Ti chiedo perdono per non averti amato abbastanza, 
ti chiedo perdono per non aver chiesto aiuto alle persone 
che me lo avrebbero dato, 
ti chiedo scusa per essermi fatta sovrastare 
da una forza negativa che con il suo rifiuto totale 
e senza alcun cedimento ha perseguito il suo obiettivo: 
liberarsi del problema. 
Non dimenticherò mai la sequenza terribile dei momenti, 
le visite, i colloqui, i pensieri, i sentimenti, 
gli stati emotivi, dal momento in cui ho deciso di gettare la spugna. 
Si perché alla fine ho deciso io: 
ho imposto a me stessa un sacrificio immenso. 
Ero spaventata per quello che sapevo mi sarebbe arrivato: 
il pentimento, il rimorso per un atto così contro natura. 
Ero proprio io che con forza dicevo no alla tua vita? 
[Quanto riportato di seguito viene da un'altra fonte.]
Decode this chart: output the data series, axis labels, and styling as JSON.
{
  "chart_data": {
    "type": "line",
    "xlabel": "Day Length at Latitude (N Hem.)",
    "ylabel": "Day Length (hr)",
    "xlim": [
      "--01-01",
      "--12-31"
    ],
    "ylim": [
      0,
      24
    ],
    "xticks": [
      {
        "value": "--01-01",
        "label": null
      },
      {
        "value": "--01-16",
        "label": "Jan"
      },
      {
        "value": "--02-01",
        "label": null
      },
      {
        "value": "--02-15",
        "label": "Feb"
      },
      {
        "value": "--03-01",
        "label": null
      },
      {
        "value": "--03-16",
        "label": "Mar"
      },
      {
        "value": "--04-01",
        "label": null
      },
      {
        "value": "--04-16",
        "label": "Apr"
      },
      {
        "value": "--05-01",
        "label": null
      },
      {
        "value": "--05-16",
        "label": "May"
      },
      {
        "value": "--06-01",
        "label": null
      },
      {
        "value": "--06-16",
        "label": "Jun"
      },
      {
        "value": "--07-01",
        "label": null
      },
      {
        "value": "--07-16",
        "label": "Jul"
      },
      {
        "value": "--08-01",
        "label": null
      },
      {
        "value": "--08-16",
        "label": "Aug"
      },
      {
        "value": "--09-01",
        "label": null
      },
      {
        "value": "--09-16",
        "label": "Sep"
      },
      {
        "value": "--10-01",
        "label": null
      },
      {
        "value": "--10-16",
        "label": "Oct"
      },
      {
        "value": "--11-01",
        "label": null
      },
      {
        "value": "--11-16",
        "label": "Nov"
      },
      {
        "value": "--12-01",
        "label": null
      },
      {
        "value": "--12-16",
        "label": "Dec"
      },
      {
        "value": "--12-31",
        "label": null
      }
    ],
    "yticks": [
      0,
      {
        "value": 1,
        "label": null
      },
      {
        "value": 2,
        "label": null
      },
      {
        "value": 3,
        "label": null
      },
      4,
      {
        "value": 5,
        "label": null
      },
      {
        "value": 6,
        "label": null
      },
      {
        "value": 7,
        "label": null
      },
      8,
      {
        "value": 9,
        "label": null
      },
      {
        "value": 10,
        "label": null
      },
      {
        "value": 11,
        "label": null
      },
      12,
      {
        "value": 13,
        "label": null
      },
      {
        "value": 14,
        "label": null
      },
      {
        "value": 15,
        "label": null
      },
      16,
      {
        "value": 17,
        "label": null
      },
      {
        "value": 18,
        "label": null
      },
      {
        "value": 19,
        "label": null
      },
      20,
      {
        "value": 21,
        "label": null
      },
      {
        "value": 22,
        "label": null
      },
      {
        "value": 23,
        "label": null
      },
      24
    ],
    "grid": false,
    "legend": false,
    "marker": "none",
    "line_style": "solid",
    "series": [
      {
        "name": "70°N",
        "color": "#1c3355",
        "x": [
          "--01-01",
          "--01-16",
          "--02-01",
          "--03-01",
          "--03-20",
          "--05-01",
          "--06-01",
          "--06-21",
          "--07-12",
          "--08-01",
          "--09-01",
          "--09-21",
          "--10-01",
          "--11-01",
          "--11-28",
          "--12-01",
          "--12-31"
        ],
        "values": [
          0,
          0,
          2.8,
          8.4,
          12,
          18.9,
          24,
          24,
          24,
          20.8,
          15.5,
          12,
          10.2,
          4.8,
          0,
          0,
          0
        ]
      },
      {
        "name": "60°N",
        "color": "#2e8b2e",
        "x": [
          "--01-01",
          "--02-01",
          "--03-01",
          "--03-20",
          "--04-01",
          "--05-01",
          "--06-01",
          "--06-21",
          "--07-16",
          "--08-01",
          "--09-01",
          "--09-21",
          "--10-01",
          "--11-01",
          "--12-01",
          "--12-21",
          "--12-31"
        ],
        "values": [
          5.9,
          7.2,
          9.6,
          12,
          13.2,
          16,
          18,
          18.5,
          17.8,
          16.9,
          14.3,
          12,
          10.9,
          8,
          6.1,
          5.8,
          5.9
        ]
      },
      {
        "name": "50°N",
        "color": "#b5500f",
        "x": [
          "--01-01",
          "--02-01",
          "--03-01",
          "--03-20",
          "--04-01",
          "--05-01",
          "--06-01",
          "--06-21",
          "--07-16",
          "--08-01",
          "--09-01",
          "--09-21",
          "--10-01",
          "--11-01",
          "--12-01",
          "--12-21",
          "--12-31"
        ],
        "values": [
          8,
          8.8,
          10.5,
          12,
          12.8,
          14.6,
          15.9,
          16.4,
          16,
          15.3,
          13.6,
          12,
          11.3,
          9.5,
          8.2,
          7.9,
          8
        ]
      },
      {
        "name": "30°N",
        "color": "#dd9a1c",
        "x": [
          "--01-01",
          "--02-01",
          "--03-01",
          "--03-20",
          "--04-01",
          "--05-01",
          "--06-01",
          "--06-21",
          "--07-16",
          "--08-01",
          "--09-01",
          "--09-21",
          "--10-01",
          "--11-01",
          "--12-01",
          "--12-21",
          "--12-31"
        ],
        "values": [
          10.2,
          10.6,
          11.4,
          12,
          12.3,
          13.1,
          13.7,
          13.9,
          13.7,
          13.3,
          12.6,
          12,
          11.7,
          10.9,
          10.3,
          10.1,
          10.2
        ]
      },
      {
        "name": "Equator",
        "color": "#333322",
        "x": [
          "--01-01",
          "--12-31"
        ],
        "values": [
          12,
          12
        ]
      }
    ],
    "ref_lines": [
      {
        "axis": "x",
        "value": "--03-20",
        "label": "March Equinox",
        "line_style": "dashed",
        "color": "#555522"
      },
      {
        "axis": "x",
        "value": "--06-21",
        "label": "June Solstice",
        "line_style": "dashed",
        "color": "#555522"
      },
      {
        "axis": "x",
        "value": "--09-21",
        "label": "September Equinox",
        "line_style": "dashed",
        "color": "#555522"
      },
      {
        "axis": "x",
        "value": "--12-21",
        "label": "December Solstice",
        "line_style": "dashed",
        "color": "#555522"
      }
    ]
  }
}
Non scorderò mai la tristezza con cui rispondevo 
di voler interrompere la gravidanza, 
l’imposizione di non guardarti sul monitor dell’ecografia 
sapendo che eri li 
e il cuore ti batteva nel ventre della tua mamma 
che avrebbe dovuto essere per te un luogo sicuro, 
e non lo è stato».

«Caterina, il suo bambino ha scelto una brava mamma e, 
noi, lo aiuteremo a nascere». 
Il solito progetto d’aiuto, quello che l’ente pubblico non dà. 
E poi: «Grazie, il mondo torna a sorridermi. 
Sono certa che con il vostro aiuto ce la farò!».